The council stepped back from such a declaration, which was presented by Christopher Green of the Greater Madera County Industrial Association, but the council did ask City Administrator David Tooley to come back at a future meeting with a less definite proclamation, one which would object to the rail plan, but also might have positive proposals for the high-speed rail proponents.
Two of those proponents were in attendance at that meeting — both paid consultants. They spoke briefly and politely about what a wonderful thing the tracks would be running through the county, and sat down.
What the council doesn’t quite seem to realize is that while the rail line would offer no particular long-term benefit to Madera County — Madera County is unquestionably the most important spot on the rail line’s map.
Madera County is where the north-south tracks will meet the east-west tracks, in a plate-of-spaghetti confluence that is absolutely necessary if the rail authority insists on running its line up the heart of the San Joaquin Valley before it shoots over to the Bay Area. It would be easier to avoid the valley altogether and run the line straight up the I-5 corridor.
But no, they want to fill Madera County with trackage, completely without benefit to us, once laid. No stop is planned.
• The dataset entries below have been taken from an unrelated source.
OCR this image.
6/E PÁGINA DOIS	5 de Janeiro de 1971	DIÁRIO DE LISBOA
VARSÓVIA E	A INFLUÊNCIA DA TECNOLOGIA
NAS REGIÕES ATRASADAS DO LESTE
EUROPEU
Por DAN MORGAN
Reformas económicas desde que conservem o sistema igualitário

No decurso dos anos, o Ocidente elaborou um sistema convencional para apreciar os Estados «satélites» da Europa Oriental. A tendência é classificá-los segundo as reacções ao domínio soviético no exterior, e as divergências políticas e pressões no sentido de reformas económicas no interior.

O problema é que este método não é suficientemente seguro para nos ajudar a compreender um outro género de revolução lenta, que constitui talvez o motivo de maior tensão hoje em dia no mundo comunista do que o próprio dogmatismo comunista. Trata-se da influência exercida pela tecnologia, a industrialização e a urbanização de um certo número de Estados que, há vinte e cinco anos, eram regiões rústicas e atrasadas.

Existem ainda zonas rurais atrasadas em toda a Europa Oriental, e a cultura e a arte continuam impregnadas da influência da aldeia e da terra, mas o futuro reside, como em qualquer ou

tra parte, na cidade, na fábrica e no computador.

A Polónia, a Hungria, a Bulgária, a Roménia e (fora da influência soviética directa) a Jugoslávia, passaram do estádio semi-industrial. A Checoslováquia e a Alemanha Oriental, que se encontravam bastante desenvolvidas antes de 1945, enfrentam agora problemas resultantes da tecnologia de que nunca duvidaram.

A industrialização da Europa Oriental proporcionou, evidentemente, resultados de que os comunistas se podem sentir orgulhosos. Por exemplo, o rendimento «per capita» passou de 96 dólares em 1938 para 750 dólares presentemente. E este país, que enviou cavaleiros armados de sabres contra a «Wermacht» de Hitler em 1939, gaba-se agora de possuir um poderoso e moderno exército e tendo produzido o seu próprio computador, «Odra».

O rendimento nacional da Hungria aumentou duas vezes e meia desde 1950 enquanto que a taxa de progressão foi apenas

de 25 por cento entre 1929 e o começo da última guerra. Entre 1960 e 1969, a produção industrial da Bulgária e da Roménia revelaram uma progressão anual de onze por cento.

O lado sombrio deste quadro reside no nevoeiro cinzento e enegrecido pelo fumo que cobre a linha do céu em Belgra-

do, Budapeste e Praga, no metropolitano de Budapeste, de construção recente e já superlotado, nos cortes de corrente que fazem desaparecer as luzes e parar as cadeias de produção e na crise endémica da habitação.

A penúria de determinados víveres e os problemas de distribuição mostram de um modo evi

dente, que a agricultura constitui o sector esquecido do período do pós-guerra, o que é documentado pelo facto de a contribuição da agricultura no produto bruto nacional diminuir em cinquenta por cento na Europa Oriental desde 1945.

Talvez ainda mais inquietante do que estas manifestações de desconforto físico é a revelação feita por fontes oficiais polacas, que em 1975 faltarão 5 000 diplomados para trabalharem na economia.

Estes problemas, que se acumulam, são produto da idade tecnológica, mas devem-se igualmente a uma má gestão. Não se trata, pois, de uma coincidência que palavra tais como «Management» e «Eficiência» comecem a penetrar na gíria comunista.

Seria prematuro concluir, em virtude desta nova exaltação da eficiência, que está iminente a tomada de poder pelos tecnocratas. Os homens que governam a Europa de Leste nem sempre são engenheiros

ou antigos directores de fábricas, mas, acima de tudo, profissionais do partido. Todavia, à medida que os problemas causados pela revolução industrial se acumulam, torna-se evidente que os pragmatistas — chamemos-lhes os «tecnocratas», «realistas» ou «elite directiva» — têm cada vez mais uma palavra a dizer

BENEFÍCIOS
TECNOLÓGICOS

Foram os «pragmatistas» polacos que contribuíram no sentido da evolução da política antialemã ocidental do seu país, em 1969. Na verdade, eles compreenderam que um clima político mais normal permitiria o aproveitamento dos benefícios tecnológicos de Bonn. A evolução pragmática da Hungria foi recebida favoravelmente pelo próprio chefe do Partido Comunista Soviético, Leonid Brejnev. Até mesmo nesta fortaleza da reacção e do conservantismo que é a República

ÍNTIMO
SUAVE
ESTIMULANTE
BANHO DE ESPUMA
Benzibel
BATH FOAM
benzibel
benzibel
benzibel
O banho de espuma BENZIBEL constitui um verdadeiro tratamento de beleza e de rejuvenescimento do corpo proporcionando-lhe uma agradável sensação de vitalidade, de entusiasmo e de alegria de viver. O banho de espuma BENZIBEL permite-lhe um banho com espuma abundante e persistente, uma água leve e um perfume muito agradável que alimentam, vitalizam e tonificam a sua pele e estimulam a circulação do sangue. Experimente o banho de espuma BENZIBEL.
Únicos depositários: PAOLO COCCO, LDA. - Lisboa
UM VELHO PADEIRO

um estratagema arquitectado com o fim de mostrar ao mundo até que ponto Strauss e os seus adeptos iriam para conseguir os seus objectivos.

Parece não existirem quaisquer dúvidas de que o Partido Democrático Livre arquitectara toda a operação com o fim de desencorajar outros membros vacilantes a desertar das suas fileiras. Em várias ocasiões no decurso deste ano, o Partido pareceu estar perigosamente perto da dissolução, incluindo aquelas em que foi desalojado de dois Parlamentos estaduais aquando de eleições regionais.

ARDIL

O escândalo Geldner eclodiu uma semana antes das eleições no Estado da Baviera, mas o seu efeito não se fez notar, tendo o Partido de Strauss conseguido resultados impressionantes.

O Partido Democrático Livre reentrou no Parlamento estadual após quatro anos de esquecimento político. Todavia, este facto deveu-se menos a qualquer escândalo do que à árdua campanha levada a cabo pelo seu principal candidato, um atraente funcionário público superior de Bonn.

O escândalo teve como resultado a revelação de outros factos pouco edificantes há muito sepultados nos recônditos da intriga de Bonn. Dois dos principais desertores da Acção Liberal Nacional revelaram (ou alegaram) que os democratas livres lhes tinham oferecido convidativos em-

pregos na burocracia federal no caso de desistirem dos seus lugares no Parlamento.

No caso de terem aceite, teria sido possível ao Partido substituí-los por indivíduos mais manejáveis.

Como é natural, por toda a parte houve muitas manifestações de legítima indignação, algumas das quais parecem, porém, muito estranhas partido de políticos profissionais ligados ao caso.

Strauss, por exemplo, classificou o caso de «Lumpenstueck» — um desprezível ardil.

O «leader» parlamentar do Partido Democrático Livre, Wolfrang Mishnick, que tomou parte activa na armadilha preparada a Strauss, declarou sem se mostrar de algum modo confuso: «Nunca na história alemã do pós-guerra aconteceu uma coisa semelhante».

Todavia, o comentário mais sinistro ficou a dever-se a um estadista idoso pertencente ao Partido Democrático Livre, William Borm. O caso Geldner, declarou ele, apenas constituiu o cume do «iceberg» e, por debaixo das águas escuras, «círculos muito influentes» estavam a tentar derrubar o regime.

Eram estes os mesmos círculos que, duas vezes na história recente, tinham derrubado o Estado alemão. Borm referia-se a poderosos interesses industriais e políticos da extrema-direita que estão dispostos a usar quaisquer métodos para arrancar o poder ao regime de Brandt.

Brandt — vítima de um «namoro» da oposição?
No heavy maintenance facility has been promised; it has just been waved temptingly under our noses, as well as under the noses of all the other counties on the route.
Here is something for the council to think about: The only reason rail authority people showed up at the meeting was because they knew citizens of considerable standing in our community, so important to their project, were going to call for a shutdown of the rail plan before the first track is laid.
These industrial owners and managers as a group provide many hundreds of jobs. They pay millions in taxes. They aren’t idiots. If they saw an advantage in the high-speed rail plans for Madera County, they would have recognized it in a heartbeat. Add their opposition to that of the agricultural community, which hates the whole idea, and you have a loud drumbeat for opposition that would join similar rhythms in other counties. And many in state government also want a do-over for the project, for financial reasons.
Let’s hope the council’s position paper lets the rail authority know we mean business.